If these apply to you, you probably already employed an army of lawyers.
Fines
The fines can be higher. The often cited number is 20 million euros or 4% of revenue, but these are maxima. Among the list of possible santions is also a written warning. Of course fines need to be substantial, or else the law won't have any effect, but it's not going to be an all-out mayhem like most Americans seem to think.
It still looks like a lot of changes, but if you read all of the above, you've seen that the vast majority of changes for the vast majority of companies is just details here and there. The largest change is having to keep a list of personal data that your company processes, and even that is only partially new. The other change that will require some real manhours is checking all your consent pages, because they now need to contain some boilerplate info on people's rights.
Unless, of course, you never complied with the old rules. Or your name is Facebook and you do things like facial recognition on a global scale... yeah, then some bigger changes are in order. To that, I say: hurray!
PS. About international applicability
I'm not a lawyer and I never got a straight answer from a trustworthy source, so this one is based on what I've read in different places and cases. It is said that GDPR claims to apply to anyone who processes data about someone from the EU. Well, I've got news for you: that's about as true as saying that the local law about anything applies internationally. You can shoot a bullet from Mexico into the USA and kill someone, and the USA will claim their law applies, but so might Mexico. There might be an extradition treaty, but given that issue about the wall ("and they'll pay for it"), I doubt there exists such a thing between these two countries.

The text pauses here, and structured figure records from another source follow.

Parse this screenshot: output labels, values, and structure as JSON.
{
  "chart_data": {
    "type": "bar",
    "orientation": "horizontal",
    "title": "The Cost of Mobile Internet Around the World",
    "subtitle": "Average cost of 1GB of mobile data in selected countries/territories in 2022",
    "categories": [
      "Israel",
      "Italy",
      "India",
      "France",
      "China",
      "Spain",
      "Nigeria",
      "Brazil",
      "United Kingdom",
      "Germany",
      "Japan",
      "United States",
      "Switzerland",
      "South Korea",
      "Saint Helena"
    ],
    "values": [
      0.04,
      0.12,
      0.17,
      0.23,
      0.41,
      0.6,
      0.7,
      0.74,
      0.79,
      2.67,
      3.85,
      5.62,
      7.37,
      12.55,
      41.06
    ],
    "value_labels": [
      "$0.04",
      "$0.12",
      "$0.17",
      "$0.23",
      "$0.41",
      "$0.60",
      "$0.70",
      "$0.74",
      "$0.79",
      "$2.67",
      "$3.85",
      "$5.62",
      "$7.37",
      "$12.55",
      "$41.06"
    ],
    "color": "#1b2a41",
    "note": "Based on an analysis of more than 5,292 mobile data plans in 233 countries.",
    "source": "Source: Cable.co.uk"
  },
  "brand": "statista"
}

Hypothetically, it might have been legal in Mexico to kill the specific person you killed because they were an enemy of the state.
As far as I've heard, both from people who studied law and amateurs on the internet, it's pretty much whatever the authority feels like that day. Also before the GDPR, if Google would do something to a Dutchman that is illegal here, and Google has a Dutch office or something else here, the government could (if they felt like it) decide to seize assets and enforce things that way. This never happened as far as I know (under privacy laws at least), but with GDPR they are making a bigger point of it, so anyone doing business here might risk a ban by not complying. But, similarly, if some island in the middle of the ocean claims "you must pay tribute whenever one of ours does you the honor of coming to your country", that doesn't mean it is actually enforceable. Of course, the EU doesn't like to admit that.